EHA 2017: The Art of Treating Multiple Myeloma
“The arrival of new effective drugs in such a short period of time is making the treatment of multiple myeloma an art.” Michel Attal
The complexity of myeloma combined with the availability of an ever-expanding set of treatments has turned myeloma care into not only a science, but an art. What are the major themes for all myeloma patients when it comes to incorporating the new options? Dr. Michel Attal of the Institut Universitaire du Cancer de Toulouse-Oncopole in France provided an overview of treating myeloma "as an art." He stressed that for the first line of therapy, stem cell transplant is still the gold standard. This is the best opportunity for the most durable responses. He noted that the level of minimal residual disease following any treatment (including transplant) matters significantly. What can help prolong time to progression? Dr. Attal mentioned that consolidation post-transplant is extremely important. For example, in the HOVON-95 trial, patients who received two cycles of Velcade-Revlimid-dex consolidation vs. those who had no consolidation had 38% vs. 20% progression free survival. He suggests that maintenance is a logical solution, but maintenance therapy using old tools had been disappointing.
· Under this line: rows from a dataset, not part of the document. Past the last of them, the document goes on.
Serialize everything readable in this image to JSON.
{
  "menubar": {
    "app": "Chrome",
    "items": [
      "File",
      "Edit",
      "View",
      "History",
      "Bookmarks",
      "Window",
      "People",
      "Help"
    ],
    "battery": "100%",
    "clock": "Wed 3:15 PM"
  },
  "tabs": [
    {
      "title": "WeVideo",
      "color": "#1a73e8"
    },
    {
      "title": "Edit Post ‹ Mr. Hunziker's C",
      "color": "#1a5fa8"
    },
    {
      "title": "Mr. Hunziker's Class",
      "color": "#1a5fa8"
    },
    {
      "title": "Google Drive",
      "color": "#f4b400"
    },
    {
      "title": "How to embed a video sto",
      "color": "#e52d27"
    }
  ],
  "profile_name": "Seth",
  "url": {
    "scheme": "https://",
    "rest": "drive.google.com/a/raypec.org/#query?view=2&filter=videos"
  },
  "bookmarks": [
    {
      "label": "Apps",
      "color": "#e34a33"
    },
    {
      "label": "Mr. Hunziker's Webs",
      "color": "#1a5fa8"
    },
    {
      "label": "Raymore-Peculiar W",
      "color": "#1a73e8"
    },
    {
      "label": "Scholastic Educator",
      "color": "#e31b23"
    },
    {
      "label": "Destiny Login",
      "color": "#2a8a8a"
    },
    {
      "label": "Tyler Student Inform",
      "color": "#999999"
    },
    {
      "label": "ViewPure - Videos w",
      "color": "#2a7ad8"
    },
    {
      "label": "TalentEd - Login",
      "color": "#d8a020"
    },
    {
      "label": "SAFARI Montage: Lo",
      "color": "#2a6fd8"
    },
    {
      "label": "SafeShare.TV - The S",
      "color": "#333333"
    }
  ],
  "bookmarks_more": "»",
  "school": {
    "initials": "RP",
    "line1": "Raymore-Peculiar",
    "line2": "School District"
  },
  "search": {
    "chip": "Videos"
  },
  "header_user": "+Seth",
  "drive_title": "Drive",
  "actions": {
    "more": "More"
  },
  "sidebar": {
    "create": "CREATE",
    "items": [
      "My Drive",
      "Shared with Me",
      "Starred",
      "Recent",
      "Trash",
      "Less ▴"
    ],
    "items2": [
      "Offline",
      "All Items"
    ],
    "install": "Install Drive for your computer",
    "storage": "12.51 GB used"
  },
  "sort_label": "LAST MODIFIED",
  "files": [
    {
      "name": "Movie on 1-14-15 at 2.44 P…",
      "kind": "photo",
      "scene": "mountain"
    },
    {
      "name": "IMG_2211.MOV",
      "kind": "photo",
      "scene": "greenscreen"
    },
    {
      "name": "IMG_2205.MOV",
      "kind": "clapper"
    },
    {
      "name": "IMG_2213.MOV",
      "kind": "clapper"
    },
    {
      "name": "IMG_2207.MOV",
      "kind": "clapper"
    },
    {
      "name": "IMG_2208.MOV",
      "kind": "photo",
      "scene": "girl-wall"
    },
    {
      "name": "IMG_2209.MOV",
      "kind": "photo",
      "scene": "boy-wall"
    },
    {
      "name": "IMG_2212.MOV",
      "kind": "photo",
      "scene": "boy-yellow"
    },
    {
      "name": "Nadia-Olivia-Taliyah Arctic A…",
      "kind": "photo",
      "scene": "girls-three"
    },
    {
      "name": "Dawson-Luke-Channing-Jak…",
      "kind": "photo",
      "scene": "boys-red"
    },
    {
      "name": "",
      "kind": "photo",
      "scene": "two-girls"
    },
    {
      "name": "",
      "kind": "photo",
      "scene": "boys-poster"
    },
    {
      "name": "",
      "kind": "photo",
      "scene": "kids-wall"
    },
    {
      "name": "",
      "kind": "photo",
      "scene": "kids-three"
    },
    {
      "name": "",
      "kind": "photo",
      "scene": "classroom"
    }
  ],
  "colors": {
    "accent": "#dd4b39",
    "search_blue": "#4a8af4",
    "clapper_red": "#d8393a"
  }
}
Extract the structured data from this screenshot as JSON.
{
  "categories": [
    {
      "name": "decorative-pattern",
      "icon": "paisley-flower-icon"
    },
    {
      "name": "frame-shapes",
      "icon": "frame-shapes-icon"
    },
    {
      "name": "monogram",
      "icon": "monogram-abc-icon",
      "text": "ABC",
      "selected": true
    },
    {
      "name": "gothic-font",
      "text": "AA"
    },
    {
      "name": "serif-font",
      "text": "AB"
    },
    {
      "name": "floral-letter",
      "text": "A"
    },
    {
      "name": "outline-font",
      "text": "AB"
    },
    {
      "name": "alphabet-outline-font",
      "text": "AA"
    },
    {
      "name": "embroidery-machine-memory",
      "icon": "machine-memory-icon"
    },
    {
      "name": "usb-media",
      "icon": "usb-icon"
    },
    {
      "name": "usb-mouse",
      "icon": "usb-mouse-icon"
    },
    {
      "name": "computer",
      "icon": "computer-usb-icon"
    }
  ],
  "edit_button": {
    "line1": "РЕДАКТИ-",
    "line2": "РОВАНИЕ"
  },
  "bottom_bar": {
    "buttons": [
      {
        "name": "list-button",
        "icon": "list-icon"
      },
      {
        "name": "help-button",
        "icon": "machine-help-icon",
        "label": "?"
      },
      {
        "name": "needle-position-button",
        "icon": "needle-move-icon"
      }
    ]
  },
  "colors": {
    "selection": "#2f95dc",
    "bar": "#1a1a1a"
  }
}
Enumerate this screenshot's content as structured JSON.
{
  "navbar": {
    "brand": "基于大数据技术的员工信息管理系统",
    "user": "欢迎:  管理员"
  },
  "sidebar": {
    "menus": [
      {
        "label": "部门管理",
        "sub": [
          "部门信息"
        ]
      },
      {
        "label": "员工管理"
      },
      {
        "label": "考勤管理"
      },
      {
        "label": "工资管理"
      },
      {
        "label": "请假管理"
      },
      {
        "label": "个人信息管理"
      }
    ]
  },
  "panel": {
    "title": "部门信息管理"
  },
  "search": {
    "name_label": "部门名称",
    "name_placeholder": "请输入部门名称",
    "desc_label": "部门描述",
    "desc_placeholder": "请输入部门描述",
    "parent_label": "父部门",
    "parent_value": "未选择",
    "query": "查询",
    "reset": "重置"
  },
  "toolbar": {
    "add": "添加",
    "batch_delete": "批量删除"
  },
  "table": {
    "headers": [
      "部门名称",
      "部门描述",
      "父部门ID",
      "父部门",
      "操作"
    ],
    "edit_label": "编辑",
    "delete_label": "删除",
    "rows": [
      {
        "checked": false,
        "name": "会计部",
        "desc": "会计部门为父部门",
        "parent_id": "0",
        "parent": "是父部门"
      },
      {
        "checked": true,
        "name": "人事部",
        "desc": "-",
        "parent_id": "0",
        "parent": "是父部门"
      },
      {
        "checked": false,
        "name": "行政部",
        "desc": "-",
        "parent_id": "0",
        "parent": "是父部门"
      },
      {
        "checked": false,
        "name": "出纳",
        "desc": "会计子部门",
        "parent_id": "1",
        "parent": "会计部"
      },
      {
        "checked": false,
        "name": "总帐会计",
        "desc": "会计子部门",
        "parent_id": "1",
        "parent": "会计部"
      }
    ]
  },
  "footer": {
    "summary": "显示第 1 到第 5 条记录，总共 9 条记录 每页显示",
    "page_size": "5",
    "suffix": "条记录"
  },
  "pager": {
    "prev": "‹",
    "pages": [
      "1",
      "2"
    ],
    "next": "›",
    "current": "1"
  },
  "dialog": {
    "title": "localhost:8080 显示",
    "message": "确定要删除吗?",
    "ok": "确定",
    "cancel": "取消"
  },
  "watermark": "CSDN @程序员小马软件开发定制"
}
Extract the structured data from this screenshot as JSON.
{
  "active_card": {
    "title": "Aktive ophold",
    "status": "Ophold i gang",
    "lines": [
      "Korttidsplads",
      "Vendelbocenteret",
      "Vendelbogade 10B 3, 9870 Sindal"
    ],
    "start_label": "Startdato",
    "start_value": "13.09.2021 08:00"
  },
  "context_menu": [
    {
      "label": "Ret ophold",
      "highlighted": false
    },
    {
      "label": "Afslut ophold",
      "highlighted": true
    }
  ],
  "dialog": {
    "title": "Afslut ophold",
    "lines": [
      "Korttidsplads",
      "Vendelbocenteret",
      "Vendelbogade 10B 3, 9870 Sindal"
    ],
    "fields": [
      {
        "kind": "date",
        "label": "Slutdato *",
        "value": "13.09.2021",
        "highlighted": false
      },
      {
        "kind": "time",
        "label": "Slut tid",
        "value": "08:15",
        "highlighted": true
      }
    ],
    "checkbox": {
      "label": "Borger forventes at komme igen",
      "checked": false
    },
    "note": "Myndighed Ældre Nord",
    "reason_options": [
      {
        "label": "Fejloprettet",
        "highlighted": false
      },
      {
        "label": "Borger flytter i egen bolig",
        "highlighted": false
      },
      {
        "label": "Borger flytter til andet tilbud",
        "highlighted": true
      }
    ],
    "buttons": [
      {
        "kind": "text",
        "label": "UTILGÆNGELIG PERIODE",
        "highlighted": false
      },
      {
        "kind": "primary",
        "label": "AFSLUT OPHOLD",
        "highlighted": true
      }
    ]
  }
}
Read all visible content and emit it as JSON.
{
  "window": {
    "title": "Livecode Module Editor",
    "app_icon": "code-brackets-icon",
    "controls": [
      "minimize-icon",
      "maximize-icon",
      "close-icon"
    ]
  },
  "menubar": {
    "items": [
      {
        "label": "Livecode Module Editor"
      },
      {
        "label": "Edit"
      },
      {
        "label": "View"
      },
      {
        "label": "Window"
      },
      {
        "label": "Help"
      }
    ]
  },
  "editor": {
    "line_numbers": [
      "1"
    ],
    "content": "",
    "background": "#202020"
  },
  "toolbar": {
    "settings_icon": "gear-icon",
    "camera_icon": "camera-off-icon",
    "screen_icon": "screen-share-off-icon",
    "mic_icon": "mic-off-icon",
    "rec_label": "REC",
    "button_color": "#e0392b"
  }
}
Using chemo, interferon, or steroids as maintenance had little benefit. Thalidomide was a powerful maintenance drug but caused severe neuropathy in 70% of patients and couldn't be used for more than 6 months because of the toxicity profile. He called lenalidomide the "renaissance" because it allowed for long-term maintenance with lower toxicity. On average, using lenalidomide as maintenance showed a 2.5 year in overall survival and he suggests that it should be considered today's "standard of care." He believes that the optimal duration of lenalidomide is at least two years and then be guided by tolerance of the drug. Some experts advocate for lenalidomide maintenance until disease progression. He uses 10 mg/day for three weeks on and one week off as his preferred dosing. He explored the role of doublet maintenance therapy and possible strategies using dara/lenalidomide or ixazomib/lenalidomide especially for high-risk myeloma patients. Will minimal residual disease testing be used in the future to determine who will and won't need maintenance? As more data is gathered, we can expect to better understand how long maintenance should be used and for whom.